A plausible but wrong fix is expensive. A reviewer who trusts it can ship a regression. A reviewer who does not trust it has to re-derive the diagnosis, which can cost more than writing the fix would have. In our sample, the system was plausibly wrong about half the time.

The first sample made the boundary clear. The agent was strong on self-contained backend logic, configuration, validation, and template bugs. One form submission dropped a field because the payload exceeded PHP's input-variable limit; the agent proposed the JSON-body fix that shipped. Another bug came from a missing token in an email template's substitution map; the agent got that right too.

The misses were mostly runtime behavior, cross-component data flow, bundling, and two systems that looked similar but were not. The agent could reason from source. It struggled with behavior that only appeared in production.

Our system makes that harder. Each customer has a different feature mix, and some have custom behavior. That is common in enterprise software, and it turns a clean demo into an operating problem.

The realistic solvable range looked like 10–20% of issues. Given the 12% engineering allocation, that translated to roughly 1–2% of total engineering capacity. For a larger organization, that might be meaningful. For a smaller team like ours, maintenance, review load, and upkeep would likely consume the savings.

The operating loop is the product

The visible part of a bug-fixing agent is the pull request. The product is the operating loop around it.

If the agent needs runtime evidence, it needs a way to spin up the app, seed data, hit the failing flow, and read the error. In a large monorepo, that is standing infrastructure with an owner.

Then comes prompt upkeep, connector maintenance, model churn, and review tax on every plausible miss. The team also needs release rules: eligible bug classes, required tests, stop conditions, and reviewer evidence.

This is where the workflow stops being a model problem and becomes a product system. Model output is cheap. Dependable use requires context plumbing, permissions, evaluation data, recovery paths, and review that is lighter than doing the work manually.

The full version did not clear that bar. It might reclaim some bug-fixing capacity, but the operating cost and review burden were likely to land in the same range.

Ship the smaller version

The smaller version is better: triage issues, draft root-cause analysis, label likely fix candidates, and stop before code generation.

That gives engineers a head start without pretending the agent has earned ownership of the fix. It also creates the dataset for the next decision: diagnosis accuracy by bug type, candidate precision, reviewer usefulness, and time saved.
If those numbers improve, the agent can earn a narrower write path: start with the bug classes where it was strong, require tests, keep human review, and measure rework. If they do not improve, the team still gets better triage without auto-generated fixes.

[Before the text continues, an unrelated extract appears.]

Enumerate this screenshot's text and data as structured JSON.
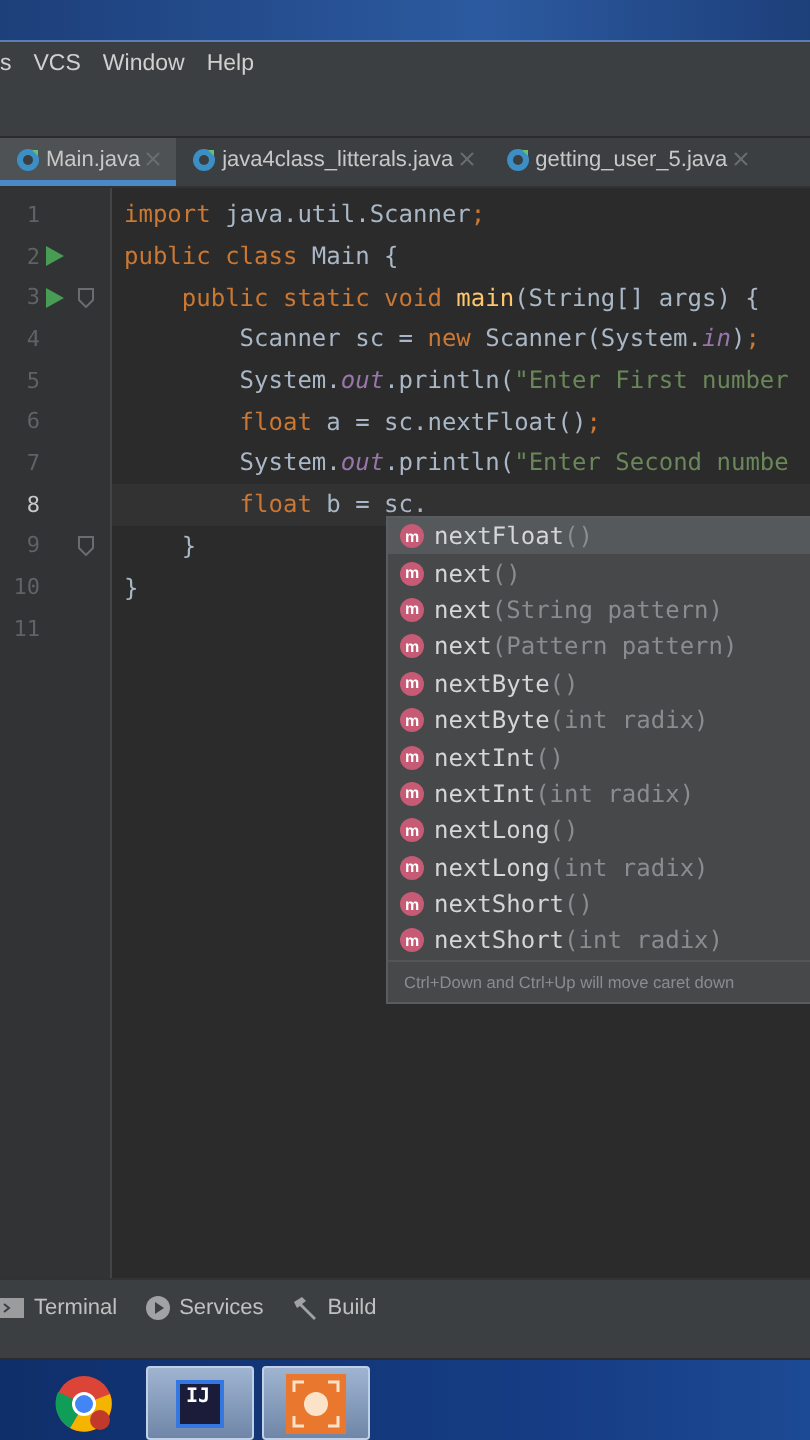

Several reviewed bugs were regressions. A faster bug-fixing system does not reduce the rate at which the product creates bugs. Better tests around the paths that keep breaking may return more than faster repair.

Make the agent prove itself at the cheapest useful layer. Diagnose before fixing. Label before opening pull requests. Compare against shipped fixes. Price review as work.

Most AI agent ideas should start here: what context may it see, what action may it take, what state should change, what evidence proves it helped, and where does the human stay in control?